American and British developers have created an application in which the user can draw a sketch and immediately get an image created by a neural network based on it. The algorithm consists of two parts, one of which completes the sketch, and the second turns the finished picture into a photograph. The development will be presented at the ICCV 2019 conference, an article about it has been published on arXiv.org.
Over the past years, developers have created many algorithms for generating images that are sometimes difficult to distinguish from real photographs. For example, developers from NVIDIA have achieved noticeable results, teaching neural networks to synthesize photographs of non-existent people, as well as realistic videos. Later, developers began to create programs available to ordinary users in which it is easy to turn a simple sketch or color drawing into a photorealistic image. However, these programs either work not in real time, or require the user to draw a complete sketch on their own.
Developers led by Eli Shechtman from Adobe Research have created an application that draws a sketch in real time and turns it into a synthesized photo. The application consists of two windows and auxiliary buttons. In the first window, the user draws a sketch, and in the second he sees the image created by neural networks. To begin with, the user selects an object class, for example, pineapple, and the algorithm immediately produces a typical sketch for it. After the start of drawing, the neural network constantly updates the sketch, complementing the part drawn by the user.

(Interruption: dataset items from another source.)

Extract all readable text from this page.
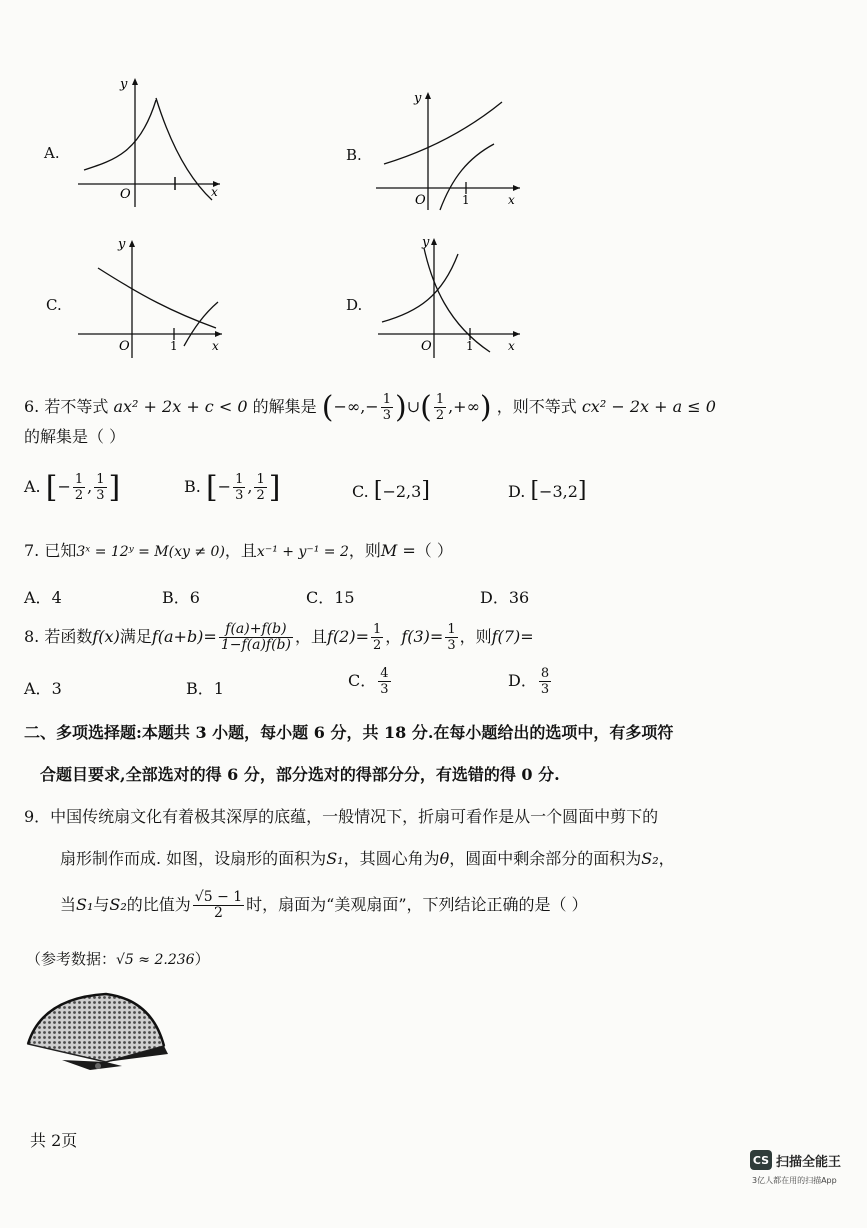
A.
y
O	x
B.
y
O	1	x
C.
y
O	1	x
D.
y
O	1	x
6. 若不等式 ax² + 2x + c < 0 的解集是 (−∞,− $\frac{1}{3}$ )∪( $\frac{1}{2}$ ,+∞) ，则不等式 cx² − 2x + a ≤ 0
的解集是（ ）
A. [− $\frac{1}{2}$ , $\frac{1}{3}$ ]	B. [− $\frac{1}{3}$ , $\frac{1}{2}$ ]	C. [−2,3]	D. [−3,2]
7. 已知3ˣ = 12ʸ = M(xy ≠ 0)，且x⁻¹ + y⁻¹ = 2，则M =（ ）
A．4	B．6	C．15	D．36
8. 若函数f(x)满足$f(a+b)= \frac{f(a)+f(b)}{1-f(a)f(b)}$ ，且$f(2)= \frac{1}{2}$ ，$f(3)= \frac{1}{3}$ ，则f(7)=
A．3	B．1	C． $\frac{4}{3}$	D． $\frac{8}{3}$
二、多项选择题:本题共 3 小题，每小题 6 分，共 18 分.在每小题给出的选项中，有多项符
合题目要求,全部选对的得 6 分，部分选对的得部分分，有选错的得 0 分.
9．中国传统扇文化有着极其深厚的底蕴，一般情况下，折扇可看作是从一个圆面中剪下的
扇形制作而成. 如图，设扇形的面积为S₁，其圆心角为θ，圆面中剩余部分的面积为S₂，
当S₁与S₂的比值为 $\frac{√5 - 1}{2}$ 时，扇面为“美观扇面”，下列结论正确的是（ ）
（参考数据：√5 ≈ 2.236）
共 2页
CS 扫描全能王
3亿人都在用的扫描App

The authors split the problem into two parts and used a combination of two generative adversarial neural networks to solve it. At the first stage, the algorithm, trained on the sketches of a certain class, receives the user's initial sketch and draws it up to complete. At the second stage, a realistic image is formed on the basis of the finished sketch.

The scheme of the algorithm
The developers have created their own dataset for training neural networks, consisting of photographs and sketches of ten types of objects. The sketches were created automatically based on the edges of objects in photographs. In their work, the authors tested two schemes, and created not only ten separate neural network models for each class, but also a multiclass generator that creates different images depending on the conditional vector.

Program interface
In addition to publishing an article on development, the authors also published the application source code for Linux and macOS on GitHub, as well as brief documentation.
Curiously, there is also a reverse project that turns photographs into sketches. Last year, an Australian engineer created a cardboard camera that, at the push of a button, takes a photo, converts it into a sketch, and then prints immediately to its built-in thermal printer.